In haar maandag gepresenteerde rapport over de financiële crisis deelt de commissie-De Wit zowel aan banken en toezichthouders als aan politici ferme tikken uit.
Ook PvdA’er Bos, tot voor kort minister van Financiën, krijgt kritiek van de commissie. Hij heeft de ruimte die hij had om bezwaar te maken tegen de overname van ABN AMRO „weloverwogen kleiner gemaakt dan mogelijk was.” Daardoor legde hij de verantwoordelijkheid voor de overname voor een groot deel bij De Nederlandsche Bank (DNB).
Ook die krijgt van De Wit en de zijnen een veeg uit de pan, omdat hij „weloverwogen” voor een opstelling koos „die met grote zekerheid zou leiden tot de afgifte van een verklaring van geen bezwaar voor de overname.”
Verder concludeert de commissie dat DNB in mei 2008 „nadere voorwaarden had kunnen en moeten stellen” aan de IJslandse Landsbanki voor toetreding tot het Nederlandse depositogarantiestelsel. DNB heeft „zijn bevoegdheden om in te grijpen in de Icesave-casus te krap geïnterpreteerd.”
Belangrijke factoren die tot de crisis hebben geleid, zijn volgens de commissie overigens nog steeds aanwezig.

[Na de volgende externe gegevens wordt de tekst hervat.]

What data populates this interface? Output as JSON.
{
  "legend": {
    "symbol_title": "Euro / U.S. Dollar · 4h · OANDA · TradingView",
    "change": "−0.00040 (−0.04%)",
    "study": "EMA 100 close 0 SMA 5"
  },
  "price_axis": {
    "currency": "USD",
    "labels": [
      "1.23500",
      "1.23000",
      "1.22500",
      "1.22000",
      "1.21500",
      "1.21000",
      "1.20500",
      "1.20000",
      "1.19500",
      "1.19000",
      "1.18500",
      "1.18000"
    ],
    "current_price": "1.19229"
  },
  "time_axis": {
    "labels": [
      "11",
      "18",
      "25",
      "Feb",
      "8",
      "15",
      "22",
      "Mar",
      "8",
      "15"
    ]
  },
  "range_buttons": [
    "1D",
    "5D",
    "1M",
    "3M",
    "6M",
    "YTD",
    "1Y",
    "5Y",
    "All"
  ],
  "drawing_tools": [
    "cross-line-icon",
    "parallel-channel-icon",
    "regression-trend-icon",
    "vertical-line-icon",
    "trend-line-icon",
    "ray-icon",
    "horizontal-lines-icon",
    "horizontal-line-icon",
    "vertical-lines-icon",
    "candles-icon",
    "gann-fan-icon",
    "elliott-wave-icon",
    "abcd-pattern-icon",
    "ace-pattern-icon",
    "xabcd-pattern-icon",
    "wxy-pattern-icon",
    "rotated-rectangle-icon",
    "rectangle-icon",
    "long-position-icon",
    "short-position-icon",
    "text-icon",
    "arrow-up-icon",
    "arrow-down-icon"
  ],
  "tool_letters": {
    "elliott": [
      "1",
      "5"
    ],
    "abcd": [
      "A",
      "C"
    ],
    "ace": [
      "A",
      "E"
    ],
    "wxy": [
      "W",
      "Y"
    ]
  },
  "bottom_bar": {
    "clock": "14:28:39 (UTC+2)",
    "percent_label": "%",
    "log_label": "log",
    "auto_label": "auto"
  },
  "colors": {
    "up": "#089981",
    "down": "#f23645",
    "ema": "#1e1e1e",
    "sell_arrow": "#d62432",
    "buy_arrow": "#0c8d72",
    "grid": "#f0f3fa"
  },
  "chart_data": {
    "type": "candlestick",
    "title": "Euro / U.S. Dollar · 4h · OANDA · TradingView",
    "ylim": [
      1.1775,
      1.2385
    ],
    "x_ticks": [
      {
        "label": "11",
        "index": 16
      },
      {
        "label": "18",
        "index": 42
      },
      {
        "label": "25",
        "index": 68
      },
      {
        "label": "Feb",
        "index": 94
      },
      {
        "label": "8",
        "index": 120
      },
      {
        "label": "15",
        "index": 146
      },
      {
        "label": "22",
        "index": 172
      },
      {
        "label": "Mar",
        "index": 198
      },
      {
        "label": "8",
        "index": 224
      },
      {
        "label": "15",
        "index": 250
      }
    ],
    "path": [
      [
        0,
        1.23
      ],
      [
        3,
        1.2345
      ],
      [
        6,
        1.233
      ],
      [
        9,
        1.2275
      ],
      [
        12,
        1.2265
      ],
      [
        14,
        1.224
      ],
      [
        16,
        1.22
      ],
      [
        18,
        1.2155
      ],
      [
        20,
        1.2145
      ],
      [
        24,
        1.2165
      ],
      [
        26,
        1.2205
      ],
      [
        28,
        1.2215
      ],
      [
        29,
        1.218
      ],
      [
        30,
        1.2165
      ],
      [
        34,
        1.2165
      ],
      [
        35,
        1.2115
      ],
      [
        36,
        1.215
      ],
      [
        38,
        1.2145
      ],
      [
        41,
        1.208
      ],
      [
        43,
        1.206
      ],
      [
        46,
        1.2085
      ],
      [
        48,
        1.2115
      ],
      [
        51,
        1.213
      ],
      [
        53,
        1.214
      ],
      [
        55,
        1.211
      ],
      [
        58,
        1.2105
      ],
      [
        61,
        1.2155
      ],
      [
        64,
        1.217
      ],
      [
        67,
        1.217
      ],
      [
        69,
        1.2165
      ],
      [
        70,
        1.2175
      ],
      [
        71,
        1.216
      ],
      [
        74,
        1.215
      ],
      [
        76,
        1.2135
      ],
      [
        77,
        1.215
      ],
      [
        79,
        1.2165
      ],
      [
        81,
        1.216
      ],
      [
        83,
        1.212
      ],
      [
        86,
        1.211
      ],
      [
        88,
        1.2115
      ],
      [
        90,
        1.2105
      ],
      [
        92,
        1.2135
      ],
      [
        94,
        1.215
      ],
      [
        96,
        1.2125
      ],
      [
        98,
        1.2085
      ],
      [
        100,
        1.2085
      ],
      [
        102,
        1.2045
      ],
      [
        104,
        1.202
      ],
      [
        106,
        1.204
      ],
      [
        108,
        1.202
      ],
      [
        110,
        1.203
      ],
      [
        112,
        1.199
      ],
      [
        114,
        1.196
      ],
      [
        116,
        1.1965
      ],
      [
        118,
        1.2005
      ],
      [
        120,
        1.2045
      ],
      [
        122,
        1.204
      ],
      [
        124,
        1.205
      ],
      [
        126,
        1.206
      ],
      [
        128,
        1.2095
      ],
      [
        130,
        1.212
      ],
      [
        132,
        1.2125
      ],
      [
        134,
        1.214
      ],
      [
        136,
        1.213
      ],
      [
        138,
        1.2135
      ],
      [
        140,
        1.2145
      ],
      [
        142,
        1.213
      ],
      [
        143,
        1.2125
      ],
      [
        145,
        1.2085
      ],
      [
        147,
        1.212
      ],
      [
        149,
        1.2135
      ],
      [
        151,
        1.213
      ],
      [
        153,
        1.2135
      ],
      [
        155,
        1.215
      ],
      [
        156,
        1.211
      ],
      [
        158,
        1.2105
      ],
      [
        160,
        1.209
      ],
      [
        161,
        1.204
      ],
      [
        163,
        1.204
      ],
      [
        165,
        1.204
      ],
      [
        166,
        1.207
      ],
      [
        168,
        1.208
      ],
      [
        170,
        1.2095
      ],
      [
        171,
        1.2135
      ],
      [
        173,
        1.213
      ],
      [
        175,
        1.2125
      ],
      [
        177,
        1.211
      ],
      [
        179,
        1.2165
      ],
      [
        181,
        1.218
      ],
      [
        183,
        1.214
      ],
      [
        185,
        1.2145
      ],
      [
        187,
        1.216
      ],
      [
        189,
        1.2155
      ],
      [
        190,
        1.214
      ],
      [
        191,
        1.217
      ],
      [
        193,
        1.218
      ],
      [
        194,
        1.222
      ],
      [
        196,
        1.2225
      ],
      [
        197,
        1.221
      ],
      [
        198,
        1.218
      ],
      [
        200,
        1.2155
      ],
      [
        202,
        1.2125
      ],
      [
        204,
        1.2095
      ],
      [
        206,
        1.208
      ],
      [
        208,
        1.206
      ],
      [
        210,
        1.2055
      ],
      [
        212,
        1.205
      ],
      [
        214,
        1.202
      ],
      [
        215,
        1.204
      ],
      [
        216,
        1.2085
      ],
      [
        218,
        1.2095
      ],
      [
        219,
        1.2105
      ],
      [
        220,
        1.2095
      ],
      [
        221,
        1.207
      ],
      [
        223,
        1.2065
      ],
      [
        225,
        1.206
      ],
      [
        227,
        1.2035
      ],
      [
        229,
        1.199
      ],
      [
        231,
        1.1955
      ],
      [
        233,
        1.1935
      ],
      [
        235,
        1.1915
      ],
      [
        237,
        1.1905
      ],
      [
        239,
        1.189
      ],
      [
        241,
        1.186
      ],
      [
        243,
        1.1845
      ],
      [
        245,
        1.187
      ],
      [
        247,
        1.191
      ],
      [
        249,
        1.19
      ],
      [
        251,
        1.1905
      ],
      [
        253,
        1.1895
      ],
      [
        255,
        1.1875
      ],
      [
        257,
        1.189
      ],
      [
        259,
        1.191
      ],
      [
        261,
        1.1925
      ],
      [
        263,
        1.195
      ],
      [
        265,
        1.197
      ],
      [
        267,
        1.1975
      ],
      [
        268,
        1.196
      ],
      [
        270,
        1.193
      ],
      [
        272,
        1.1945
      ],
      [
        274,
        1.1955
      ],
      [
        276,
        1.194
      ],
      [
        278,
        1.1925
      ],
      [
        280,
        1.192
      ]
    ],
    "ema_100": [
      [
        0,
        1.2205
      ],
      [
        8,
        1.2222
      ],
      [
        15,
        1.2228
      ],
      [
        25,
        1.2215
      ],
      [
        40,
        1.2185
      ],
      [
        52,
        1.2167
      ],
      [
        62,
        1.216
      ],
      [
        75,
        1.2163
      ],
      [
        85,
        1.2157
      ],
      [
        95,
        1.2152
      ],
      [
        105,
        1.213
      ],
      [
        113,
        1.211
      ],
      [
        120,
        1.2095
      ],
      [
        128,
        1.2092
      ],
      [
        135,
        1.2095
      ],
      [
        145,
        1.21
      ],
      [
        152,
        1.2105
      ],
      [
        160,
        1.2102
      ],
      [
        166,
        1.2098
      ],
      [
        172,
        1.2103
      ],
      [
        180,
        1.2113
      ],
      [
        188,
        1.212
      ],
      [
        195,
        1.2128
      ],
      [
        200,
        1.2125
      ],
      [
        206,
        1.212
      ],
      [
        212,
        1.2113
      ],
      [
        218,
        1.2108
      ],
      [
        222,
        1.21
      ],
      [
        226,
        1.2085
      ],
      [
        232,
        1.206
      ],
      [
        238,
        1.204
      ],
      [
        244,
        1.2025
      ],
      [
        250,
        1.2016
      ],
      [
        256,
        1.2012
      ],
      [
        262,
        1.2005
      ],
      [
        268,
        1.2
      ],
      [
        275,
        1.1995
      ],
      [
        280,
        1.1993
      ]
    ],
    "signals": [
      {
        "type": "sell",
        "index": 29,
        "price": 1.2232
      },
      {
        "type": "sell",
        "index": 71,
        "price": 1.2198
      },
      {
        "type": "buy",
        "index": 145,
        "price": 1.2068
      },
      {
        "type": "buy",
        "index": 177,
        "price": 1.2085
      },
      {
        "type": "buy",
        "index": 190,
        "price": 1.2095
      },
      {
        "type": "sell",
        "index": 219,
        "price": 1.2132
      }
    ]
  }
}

Zou de wereld nog een keer door zo’n crisis worden getroffen, dan zijn de gevolgen „wellicht vele malen groter dan nu”, waarschuwt zij.
In het rapport ”Verloren krediet” staan 27 aanbevelingen aan politici, bestuurders, banken en toezichthouders. Een daarvan is dat het CPB en DNB gezamenlijk minimaal één keer per jaar regering en parlement moeten informeren over macro-economische ontwikkelingen in relatie tot veranderingen in de financiële sector.